Several creatures even suffered broken necks, Halverson realized as he watched ghouls with heads that dangled on their shoulders or on their chests as they marched seaward.
“This can’t be happening,” said Victoria, watching the spectacle unfolding on the bluffs. “It’s impossible.”
“Not in this best of all possible worlds, huh?” said Reno with a snigger.
“Whoever thought we’d live to see this day?” said Victoria, wide-eyed as she contemplated the palisade.
At that moment Halverson caught sight of movement in the water ahead of the prow. It was another great white breaking the ocean’s surface.

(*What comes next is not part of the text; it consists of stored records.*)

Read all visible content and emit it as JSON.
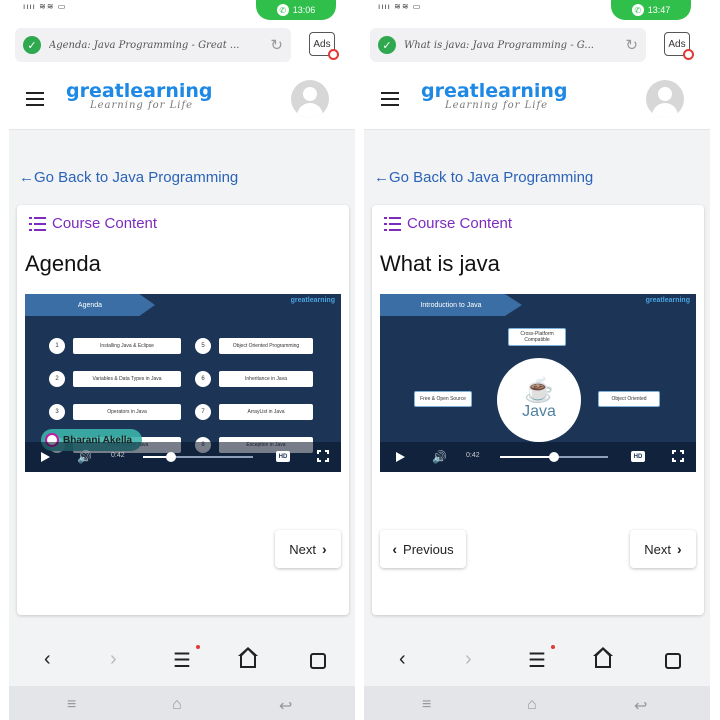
{
  "screens": [
    {
      "status": {
        "left": "ıııı ≋≋ ▭",
        "call_time": "13:06"
      },
      "browser": {
        "url": "Agenda: Java Programming - Great ...",
        "ads_label": "Ads"
      },
      "header": {
        "logo": "greatlearning",
        "tagline": "Learning for Life"
      },
      "back_link": "Go Back to Java Programming",
      "course_content": "Course Content",
      "lesson_title": "Agenda",
      "video": {
        "banner": "Agenda",
        "brand": "greatlearning",
        "items_left": [
          {
            "num": "1",
            "text": "Installing Java & Eclipse"
          },
          {
            "num": "2",
            "text": "Variables & Data Types in Java"
          },
          {
            "num": "3",
            "text": "Operators in Java"
          },
          {
            "num": "4",
            "text": "Statements in Java"
          }
        ],
        "items_right": [
          {
            "num": "5",
            "text": "Object Oriented Programming"
          },
          {
            "num": "6",
            "text": "Inheritance in Java"
          },
          {
            "num": "7",
            "text": "ArrayList in Java"
          },
          {
            "num": "8",
            "text": "Exception in Java"
          }
        ],
        "watermark": "Bharani Akella",
        "time": "0:42",
        "hd": "HD",
        "progress": 0.25
      },
      "next_label": "Next"
    },
    {
      "status": {
        "left": "ıııı ≋≋ ▭",
        "call_time": "13:47"
      },
      "browser": {
        "url": "What is java: Java Programming - G...",
        "ads_label": "Ads"
      },
      "header": {
        "logo": "greatlearning",
        "tagline": "Learning for Life"
      },
      "back_link": "Go Back to Java Programming",
      "course_content": "Course Content",
      "lesson_title": "What is java",
      "video": {
        "banner": "Introduction to Java",
        "brand": "greatlearning",
        "java_word": "Java",
        "box_top": "Cross-Platform Compatible",
        "box_left": "Free & Open Source",
        "box_right": "Object Oriented",
        "time": "0:42",
        "hd": "HD",
        "progress": 0.5
      },
      "previous_label": "Previous",
      "next_label": "Next"
    }
  ]
}
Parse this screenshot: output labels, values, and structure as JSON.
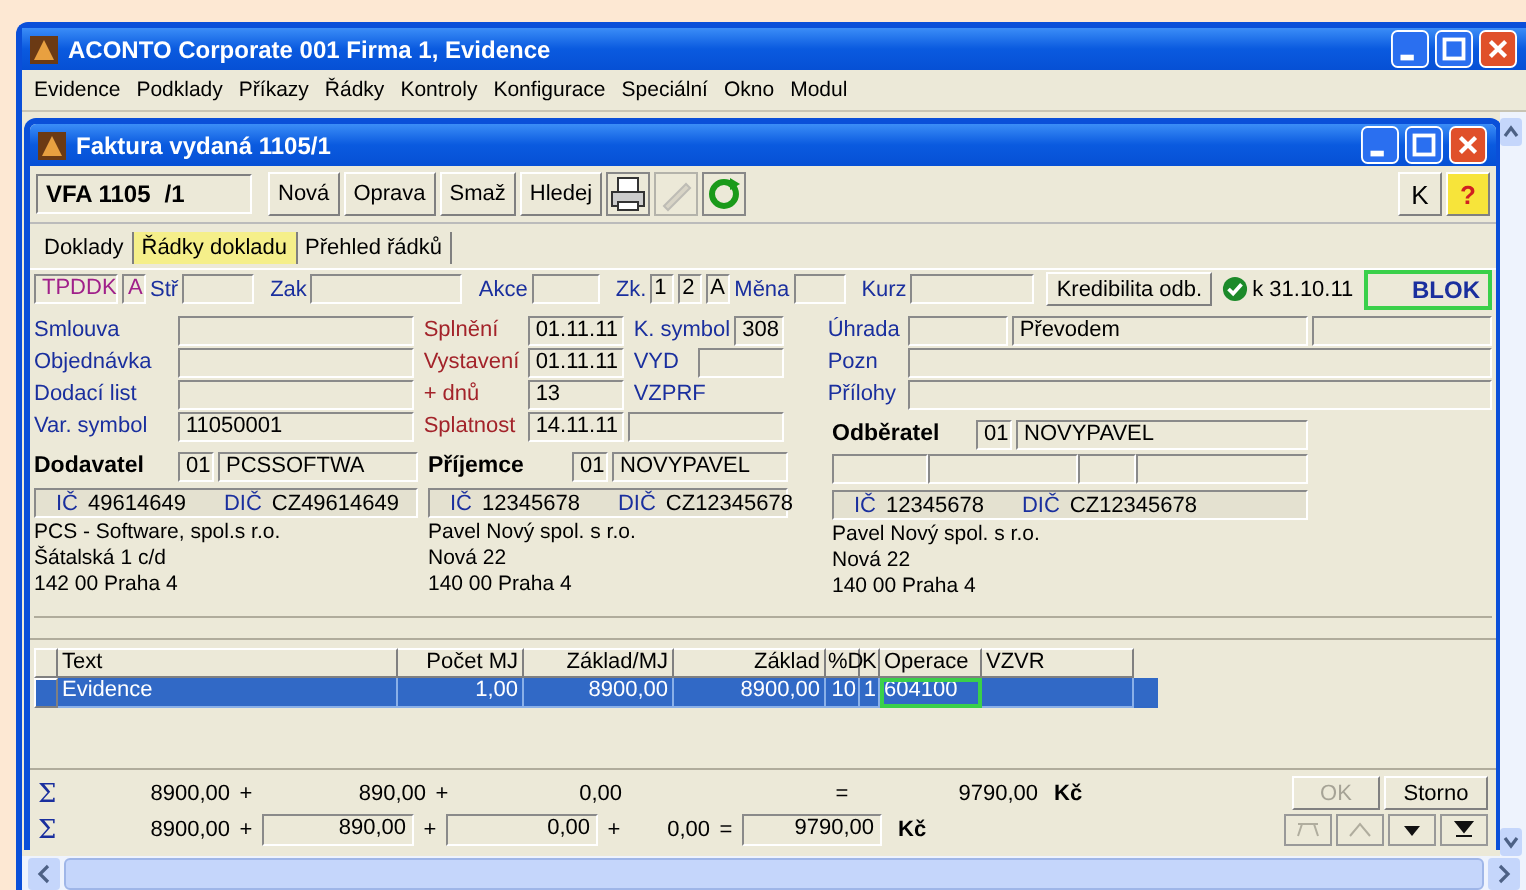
{
  "window": {
    "title": "ACONTO Corporate 001 Firma 1, Evidence"
  },
  "menu": [
    "Evidence",
    "Podklady",
    "Příkazy",
    "Řádky",
    "Kontroly",
    "Konfigurace",
    "Speciální",
    "Okno",
    "Modul"
  ],
  "document": {
    "title": "Faktura vydaná 1105/1",
    "toolbar": {
      "series": "VFA 1105",
      "number": "/1",
      "buttons": [
        "Nová",
        "Oprava",
        "Smaž",
        "Hledej"
      ],
      "icons": [
        {
          "kind": "print",
          "disabled": false
        },
        {
          "kind": "tool",
          "disabled": true
        },
        {
          "kind": "refresh",
          "disabled": false
        }
      ],
      "right_buttons": [
        "K",
        "?"
      ]
    },
    "tabs": [
      {
        "label": "Doklady",
        "selected": false
      },
      {
        "label": "Řádky dokladu",
        "selected": true
      },
      {
        "label": "Přehled řádků",
        "selected": false
      }
    ],
    "header": {
      "code": "TPDDK",
      "code_flag": "A",
      "str_label": "Stř",
      "zak_label": "Zak",
      "akce_label": "Akce",
      "zk_label": "Zk.",
      "zk_values": [
        "1",
        "2",
        "A"
      ],
      "mena_label": "Měna",
      "kurz_label": "Kurz",
      "credit_button": "Kredibilita odb.",
      "credit_ok": true,
      "credit_date": "k 31.10.11",
      "block": "BLOK",
      "block_highlighted": true
    },
    "left_fields": [
      {
        "label": "Smlouva"
      },
      {
        "label": "Objednávka"
      },
      {
        "label": "Dodací list"
      },
      {
        "label": "Var. symbol",
        "value": "11050001"
      }
    ],
    "middle_fields": [
      {
        "label": "Splnění",
        "value": "01.11.11",
        "label2": "K. symbol",
        "value2": "308"
      },
      {
        "label": "Vystavení",
        "value": "01.11.11",
        "label2": "VYD",
        "field2": true
      },
      {
        "label": "+ dnů",
        "value": "13",
        "label2": "VZPRF",
        "field2": false
      },
      {
        "label": "Splatnost",
        "value": "14.11.11",
        "field2": true
      }
    ],
    "right_fields": [
      {
        "label": "Úhrada",
        "value": "Převodem"
      },
      {
        "label": "Pozn"
      },
      {
        "label": "Přílohy"
      }
    ],
    "parties": [
      {
        "role": "Dodavatel",
        "code": "01",
        "name": "PCSSOFTWA",
        "ic_label": "IČ",
        "ic": "49614649",
        "dic_label": "DIČ",
        "dic": "CZ49614649",
        "address": [
          "PCS - Software, spol.s r.o.",
          "Šátalská 1 c/d",
          "142 00 Praha 4"
        ]
      },
      {
        "role": "Příjemce",
        "code": "01",
        "name": "NOVYPAVEL",
        "ic_label": "IČ",
        "ic": "12345678",
        "dic_label": "DIČ",
        "dic": "CZ12345678",
        "address": [
          "Pavel Nový spol. s r.o.",
          "Nová 22",
          "140 00 Praha 4"
        ]
      },
      {
        "role": "Odběratel",
        "code": "01",
        "name": "NOVYPAVEL",
        "ic_label": "IČ",
        "ic": "12345678",
        "dic_label": "DIČ",
        "dic": "CZ12345678",
        "address": [
          "Pavel Nový spol. s r.o.",
          "Nová 22",
          "140 00 Praha 4"
        ]
      }
    ],
    "table": {
      "columns": [
        "Text",
        "Počet MJ",
        "Základ/MJ",
        "Základ",
        "%D",
        "K",
        "Operace",
        "VZVR"
      ],
      "rows": [
        {
          "selected": true,
          "cells": [
            {
              "text": "Evidence",
              "highlighted": false
            },
            {
              "text": "1,00",
              "highlighted": false
            },
            {
              "text": "8900,00",
              "highlighted": false
            },
            {
              "text": "8900,00",
              "highlighted": false
            },
            {
              "text": "10",
              "highlighted": false
            },
            {
              "text": "1",
              "highlighted": false
            },
            {
              "text": "604100",
              "highlighted": true
            }
          ]
        }
      ]
    },
    "totals": [
      [
        {
          "kind": "sigma",
          "text": "Σ"
        },
        {
          "kind": "amount",
          "text": "8900,00"
        },
        {
          "kind": "op",
          "text": "+"
        },
        {
          "kind": "amount",
          "text": "890,00"
        },
        {
          "kind": "op",
          "text": "+"
        },
        {
          "kind": "amount",
          "text": "0,00"
        },
        {
          "kind": "gap"
        },
        {
          "kind": "op",
          "text": "="
        },
        {
          "kind": "amount",
          "text": "9790,00"
        },
        {
          "kind": "unit",
          "text": "Kč"
        }
      ],
      [
        {
          "kind": "sigma",
          "text": "Σ"
        },
        {
          "kind": "amount",
          "text": "8900,00"
        },
        {
          "kind": "op",
          "text": "+"
        },
        {
          "kind": "boxed",
          "text": "890,00"
        },
        {
          "kind": "op",
          "text": "+"
        },
        {
          "kind": "boxed",
          "text": "0,00"
        },
        {
          "kind": "op",
          "text": "+"
        },
        {
          "kind": "amount",
          "text": "0,00"
        },
        {
          "kind": "op",
          "text": "="
        },
        {
          "kind": "boxed",
          "text": "9790,00"
        },
        {
          "kind": "unit",
          "text": "Kč"
        }
      ]
    ],
    "actions": [
      {
        "label": "OK",
        "disabled": true
      },
      {
        "label": "Storno",
        "disabled": false
      }
    ],
    "nav": [
      {
        "kind": "tree",
        "disabled": true
      },
      {
        "kind": "up",
        "disabled": true
      },
      {
        "kind": "down",
        "disabled": false
      },
      {
        "kind": "last",
        "disabled": false
      }
    ]
  }
}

Halverson all but gagged at what was attached to the shark’s dorsal fin. The pudgy brunette ghoul was holding onto the fin with one hand as the fin sliced through the sea. Grimacing and spewing saliva and seawater, the ghoul seemed to be gazing in Halverson’s direction as it rode the waves on its back.
As water rushed over it, mouth gaping, the ghoul turned toward the great white, rolled onto it
s stomach, and bit into the shark’s flesh.

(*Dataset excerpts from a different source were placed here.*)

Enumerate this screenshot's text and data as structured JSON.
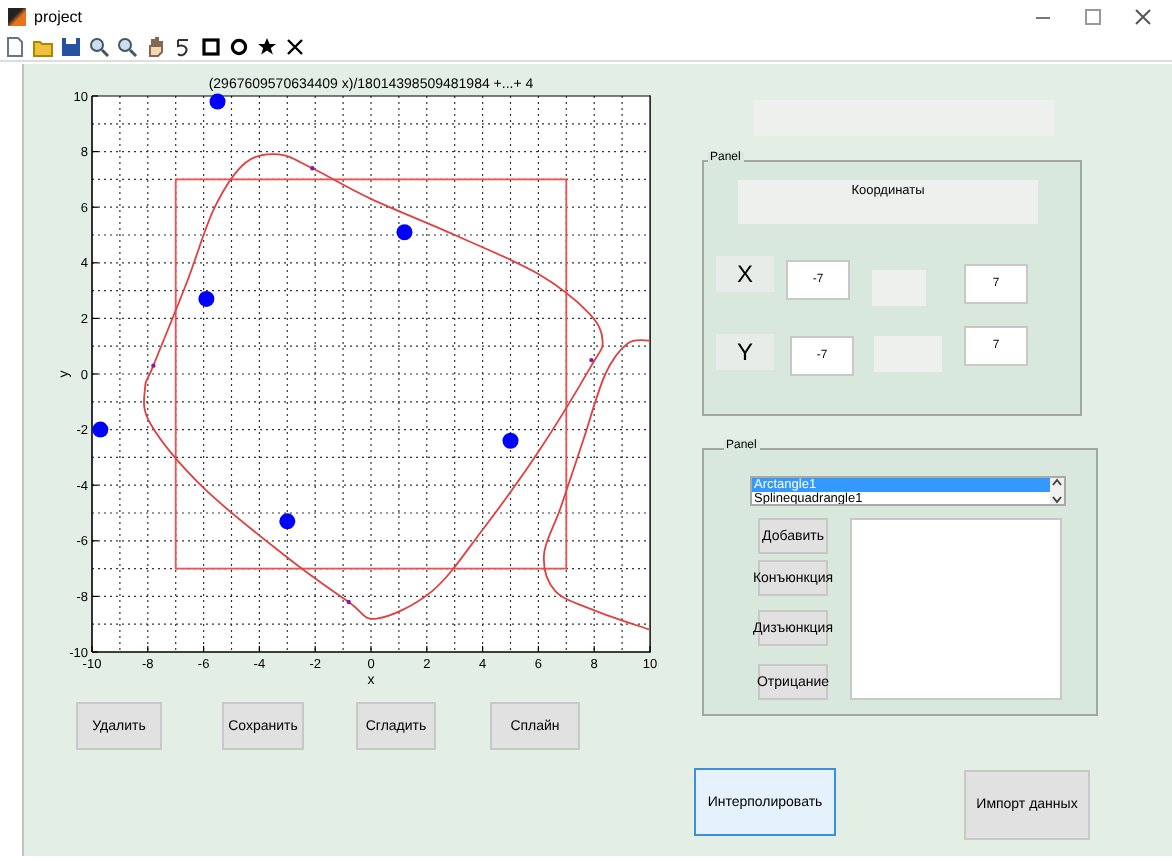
{
  "window": {
    "title": "project"
  },
  "plot": {
    "chart_data": {
      "type": "scatter",
      "title": "(2967609570634409 x)/18014398509481984 +...+ 4",
      "xlabel": "x",
      "ylabel": "y",
      "x": [
        -5.5,
        1.2,
        -5.9,
        -9.7,
        5,
        -3
      ],
      "grid": true,
      "series": [
        {
          "color": "#0000ff",
          "values": [
            9.8,
            5.1,
            2.7,
            -2,
            -2.4,
            -5.3
          ]
        },
        {
          "type": "line",
          "color": "#e04040",
          "x": [
            10,
            9.2,
            8.4,
            7.6,
            6.8,
            6.2,
            6.6,
            8,
            10
          ],
          "values": [
            1.2,
            1.1,
            0,
            -2.4,
            -4.8,
            -6.5,
            -7.8,
            -8.5,
            -9.2
          ]
        }
      ],
      "xlim": [
        -10,
        10
      ],
      "ylim": [
        -10,
        10
      ],
      "xticks": [
        -10,
        -8,
        -6,
        -4,
        -2,
        0,
        2,
        4,
        6,
        8,
        10
      ],
      "yticks": [
        -10,
        -8,
        -6,
        -4,
        -2,
        0,
        2,
        4,
        6,
        8,
        10
      ]
    }
  },
  "coordinates_panel": {
    "title": "Panel",
    "header": "Координаты",
    "rows": [
      {
        "label": "X",
        "from": "-7",
        "to": "7"
      },
      {
        "label": "Y",
        "from": "-7",
        "to": "7"
      }
    ]
  },
  "operations_panel": {
    "title": "Panel",
    "list": [
      {
        "label": "Arctangle1",
        "selected": true
      },
      {
        "label": "Splinequadrangle1",
        "selected": false
      }
    ],
    "buttons": [
      "Добавить",
      "Конъюнкция",
      "Дизъюнкция",
      "Отрицание"
    ]
  },
  "bottom_buttons": [
    "Удалить",
    "Сохранить",
    "Сгладить",
    "Сплайн"
  ],
  "action_buttons": [
    {
      "label": "Интерполировать",
      "focused": true
    },
    {
      "label": "Импорт данных",
      "focused": false
    }
  ]
}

The great white veered sharply and accelerated through the water.
The shark’s abrupt turn caused the brunette’s legs and stomach to swing in front of the great white’s snout. The great white jerked its head toward the brunette’s protuberant belly, opened its maw wide around the stomach, ground down on the putrescent fatty flesh, tore a hole about a foot in diameter out of the stomach, shook the clump of flesh in its large, sharp teeth, then spat the decomposing viscera into the ocean.
What intestines remained in the brunette’s mutilated belly unraveled into the ocean and dragged along beside the shark.
Meanwhile, the ghoul recommenced biting the shark’s back.
“Jesus,” said Reno, watching the gruesome spectacle play out in the ocean. “Anyone want to bet on who’s gonna win this one?”
“You’re sick,” said Victoria.
“You gotta have a sense of humor when everything’s going to hell. This is like Jaws meets Night of the Living Dead.”
“Betting on the winner isn’t my idea of funny.”
“What if I pretend I’m Tony Bennett and sing ‘I Left My Entrails in Santa Monica Bay.’”
Reno started humming “I Left My Heart in San Francisco.”
“Things are sick enough as they are, without your help,” said Halverson.
“Are you two married or something?”
“What makes you think that?” asked Victoria.
“You’re both jumping down my throat like a tag team in a wrestling tourney.”
“Try to think before you open your mouth next time and we won’t.”
“Let’s face it. We’re fucked,” said Reno. “If we don’t unwind somehow, we’re all gonna blow up and have strokes. Cracking silly jokes helps me unwind. You need to chill out.”
“How can I with you making me sick?”
The brunette ghoul’s dark entrails were spooling out all along the starboard side of the sailboat. There seemed to be a hundred feet of them, Halverson noticed at the helm.
Victoria could not take it any longer. She rushed to the portside gunwale, leaned over it, and threw up into the ocean.
“I told you you’re gonna get sick if you don’t unwind,” said Reno.